Uma excelente iniciativa dos alunos de arquitetura da escola Bauhaus, foi a criação de uma casa de papel. A "The Universal World House" é executada com painéis fabricados pela empresa suíça The Wall AG, que detém a patente do material usado.
A estrutura é composta de papel reciclado (de jornais e papelão), agregado de resina e celulose e feita em formato de favos de mel. Esta forma é similar a usada em construções de aviões e outros produtos em que peso leve e resistência são fundamentais.
As casas foram desenvolvidas principalmente com intenção de ajudar em casos de desabrigados, refugiados e sem teto. Ela mede 36m2, com dois quartos, cozinha e varanda e pode ter inclusive um volume extra para banheiro (adicional).

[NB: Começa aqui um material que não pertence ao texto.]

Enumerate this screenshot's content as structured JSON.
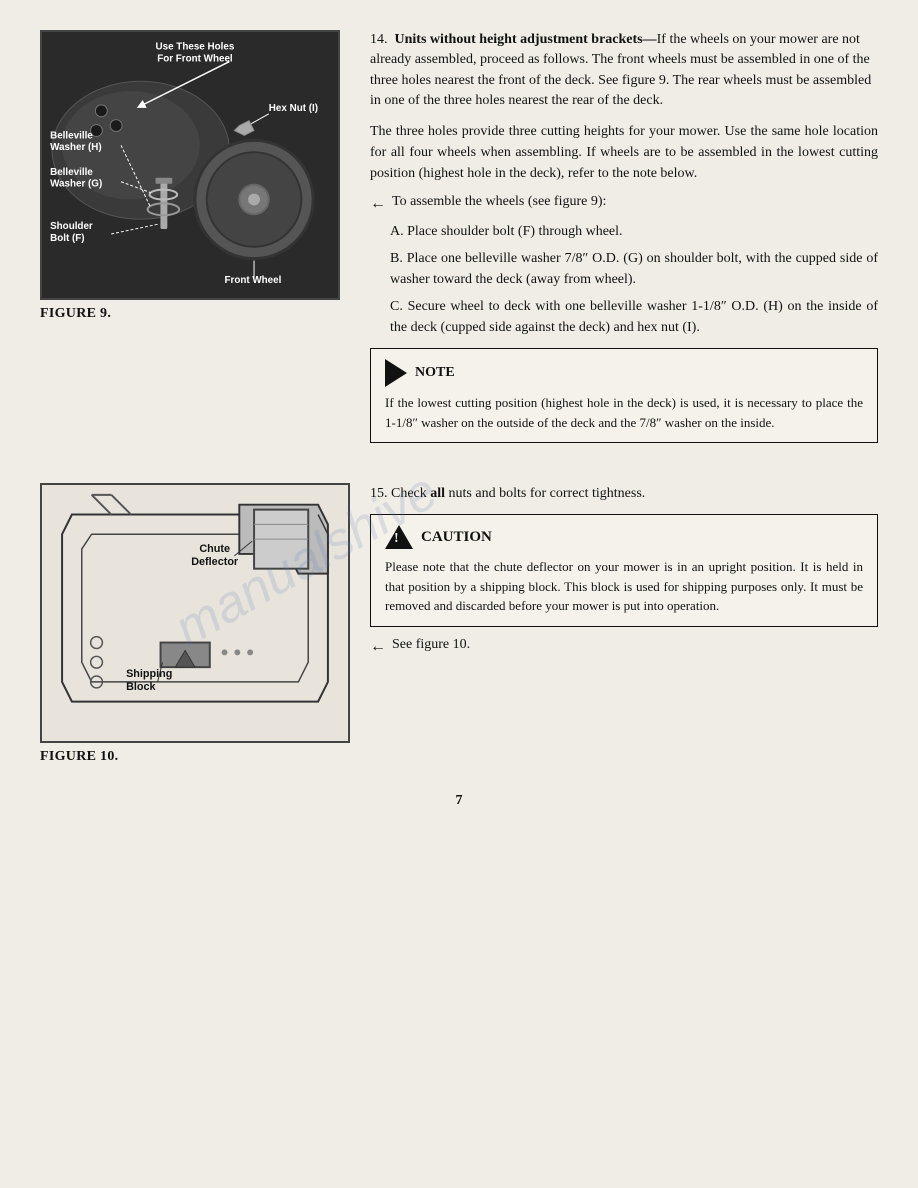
{
  "figures": {
    "fig9": {
      "label": "FIGURE 9.",
      "labels_in_image": {
        "holes": "Use These Holes\nFor Front Wheel",
        "hex_nut": "Hex Nut (I)",
        "belleville_h": "Belleville\nWasher (H)",
        "belleville_g": "Belleville\nWasher (G)",
        "shoulder_bolt": "Shoulder\nBolt (F)",
        "front_wheel": "Front Wheel"
      }
    },
    "fig10": {
      "label": "FIGURE 10.",
      "labels_in_image": {
        "chute": "Chute\nDeflector",
        "shipping": "Shipping\nBlock"
      }
    }
  },
  "content": {
    "item14": {
      "number": "14.",
      "header": "Units without height adjustment brackets—",
      "header_rest": "If the wheels on your mower are not already assembled, proceed as follows. The front wheels must be assembled in one of the three holes nearest the front of the deck. See figure 9. The rear wheels must be assembled in one of the three holes nearest the rear of the deck.",
      "paragraph2": "The three holes provide three cutting heights for your mower. Use the same hole location for all four wheels when assembling. If wheels are to be assembled in the lowest cutting position (highest hole in the deck), refer to the note below.",
      "assemble_intro": "To assemble the wheels (see figure 9):",
      "steps": [
        {
          "letter": "A.",
          "text": "Place shoulder bolt (F) through wheel."
        },
        {
          "letter": "B.",
          "text": "Place one belleville washer 7/8″ O.D. (G) on shoulder bolt, with the cupped side of washer toward the deck (away from wheel)."
        },
        {
          "letter": "C.",
          "text": "Secure wheel to deck with one belleville washer 1-1/8″ O.D. (H) on the inside of the deck (cupped side against the deck) and hex nut (I)."
        }
      ],
      "note_header": "NOTE",
      "note_text": "If the lowest cutting position (highest hole in the deck) is used, it is necessary to place the 1-1/8″ washer on the outside of the deck and the 7/8″ washer on the inside."
    },
    "item15": {
      "number": "15.",
      "text": "Check ",
      "bold": "all",
      "text2": " nuts and bolts for correct tightness.",
      "caution_header": "CAUTION",
      "caution_text": "Please note that the chute deflector on your mower is in an upright position. It is held in that position by a shipping block. This block is used for shipping purposes only. It must be removed and discarded before your mower is put into operation. See figure 10."
    },
    "page_number": "7"
  },
  "watermark": "manualshive",
  "arrows": {
    "fig9_arrow": "←",
    "fig10_arrow": "←"
  }
}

O preço fica em torno de U$ 5.000,00; Na verdade, para os reais necessitados é bastante, mas alguns governos, como na Nigéria, já implementaram-se 2.400 unidades. As casas foram testadas também na América Latina e aprovadas pelos usuários. Para se ter uma idéia, no furação Ike, que assolou a costa do Texas nos Estados Unidos, foi cogitada a compra de trailers para abrigar as pessoas com custo de U$ 20.000,00 cada. Com o mesmo valor, pode-se ter quatro destas habitações.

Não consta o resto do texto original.